The finds . . . include five arrowheads; three are made of iron and the other two are made of bronze. One of these bronze arrowheads dates to the beginning of the First Temple period (10th century BCE) and is Judahite, the other dates to the last days of the Temple [6th century BCE] and is Babylonian. It was likely shot into the city by the Babylonian army during the attack which led to the destruction of the Temple by Nebuchadnezzar in 586 BCE. . . .

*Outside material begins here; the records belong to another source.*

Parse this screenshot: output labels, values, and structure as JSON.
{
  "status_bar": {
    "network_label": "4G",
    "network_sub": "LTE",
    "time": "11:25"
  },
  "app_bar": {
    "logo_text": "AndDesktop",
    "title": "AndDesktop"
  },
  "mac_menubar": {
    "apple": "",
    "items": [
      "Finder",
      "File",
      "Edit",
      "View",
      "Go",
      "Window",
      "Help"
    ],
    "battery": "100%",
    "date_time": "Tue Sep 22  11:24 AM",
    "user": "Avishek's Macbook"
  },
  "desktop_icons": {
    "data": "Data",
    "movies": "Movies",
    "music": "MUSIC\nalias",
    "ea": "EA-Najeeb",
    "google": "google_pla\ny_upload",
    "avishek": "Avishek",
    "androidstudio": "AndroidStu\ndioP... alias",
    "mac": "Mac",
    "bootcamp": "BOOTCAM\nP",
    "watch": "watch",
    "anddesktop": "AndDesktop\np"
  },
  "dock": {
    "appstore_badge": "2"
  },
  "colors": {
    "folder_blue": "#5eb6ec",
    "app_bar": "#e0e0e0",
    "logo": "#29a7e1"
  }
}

To date, the Sifting Project has recovered more than 6,000 coins, ranging from the first Judean coins minted during the Persian period (tiny silver coins dating from the 4th century BCE) to others minted in modern times. These coins attest to the rich past of the Temple Mount. A particularly exciting find is a rare silver coin minted during the first year of the Great Jewish Revolt against Rome (66/67 CE). The coin features a branch with three pomegranates and an inscription in ancient Hebrew script reading “holy Jerusalem.” The reverse side of the coin features an omer (an ancient half-cup measuring unit) and is inscribed “half shekel.” The coin is well preserved although it bears scars of the conflagration that destroyed the Second Temple in 70 CE. . . .

Finds from the Byzantine Period (324–638 CE) include about a half-million mosaic tesserae which are unique in their size and style, thousands of roof-tile fragments, [and] pieces of Corinthian capitals and chancel screens from church structures and floor tiles. The plethora of Byzantine-period artifacts stands in contrast to the commonly held view that in the Byzantine era the Temple Mount was desolate or, according to some sources, a garbage dump. Clearly, this view is mistaken.

It is especially worth noting that the remains of church structures contradict the commonly held belief that there were no churches on the Temple Mount during this period. In fact, one of the authors (Dvira) discovered unpublished archival evidence of a Byzantine mosaic floor that lies under the earliest phase of the al-Aqsa mosque.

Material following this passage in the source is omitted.